An dieser Stelle ein zweiter Kritikpunkt. Was bereits in den ersten Minuten des Filmes auffällt ist insbesondere seine, um freundlich zu bleiben, kostengünstige Produktion. Direkt zu Beginn sieht man Karl Urban auf einem nur marginal veränderten Motorrad sitzend, einer Junkiegruppe hinterherfahren, die einen VW T3 steuert. Im weiteren Verlauf des Filmes geht es dann in das 200-stöckige Mega-Hochhaus „Peach Trees“, das nur in wenigen Szenen von außen gezeigt wird und sich die Höhe im Inneren nur in einigen wenigen Sequenzen zeigt. Ansonsten sind vor allem heruntergewirtschaftete, karge und x-beliebige Betongänge zu sehen. In diesen gibt es dann allerhand Schießereien, bei denen zwar schonungslos draufgehalten wird, aber die Einschläge und Schussverletzungen alles andere als authentisch wirken (stellenweise scheinen hier einfach rote Farbflecken über das Kamerabild gelegt worden zu sein).

Was will ich nun damit sagen? Der Film sieht an vielen Stellen wirklich billig und lieblos gemacht aus. Wäre „Dredd“ ein Low-Budget-Film von begeisterten Fans, könnte ich sicherlich darüber hinweg sehen, doch sind hier immerhin 45 Millionen Dollar in die Produktionskasse geflossen. Hier drängt sich wieder einmal der Vergleich zu „The Raid“ auf, der gerade einmal eine einzige Million benötigte und wesentlich authentischer auftritt.

Zu guter Letzt ein Wort zu den Schauspielern. Karl Urban lässt den gesamten Film über den Helm auf dem Kopf, eventuell aus Scham, und lässt lediglich seine Kieferknochen die schauspielerische Arbeit übernehmen.
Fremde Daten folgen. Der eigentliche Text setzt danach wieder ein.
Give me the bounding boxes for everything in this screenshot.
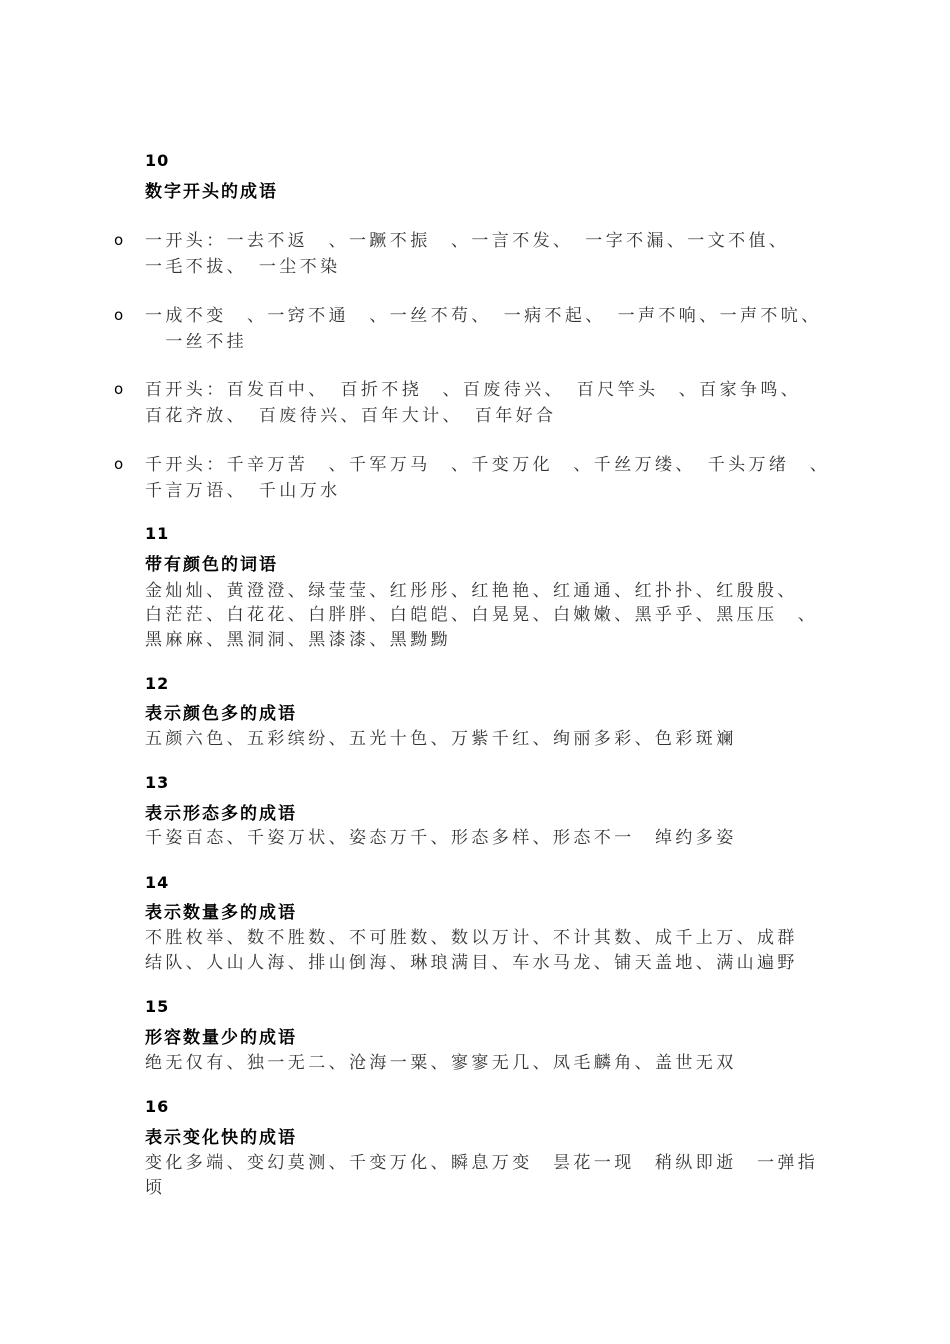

Dies gelingt zwar gelegentlich, ist jedoch im Wesentlichen eine klare Fehlentscheidung des Drehbuchs. Hätte Urban wenigstens eine ausdrucksstarke Schauspielkollegin an seiner Seite, wäre das Ganze vielleicht zu vernachlässigen, doch hat sich Olivia Thirlby passenderweise dazu entschlossen Mimik und Ausdruck auf ein Minimum zu beschränken. Im Grunde hätte sie sich ebenfalls einen Helm aufsetzen können.

Das Fazit (für Lesefaule):

Auweia. Nein, „Dredd“ konnte mich durch eigentlich nichts überzeugen. Die Effekte sind einfach zu wenig für 45 Millionen Dollar, die Schauspielkunst hat eine Schaffenspause eingelegt und die Handlung bietet zu wenig (oder zu viel, je nach Blickweise). Bei der Wertung halte ich dem Film zu Gute, dass er es sich wenigstens vorgenommen hat ein waschechter, geradliniger Actionfilm zu sein. Doch insgesamt ging dieser Versuch klar nach hinten los.

Wertung:

3 „Hot Shots“ aus der Universalkanone.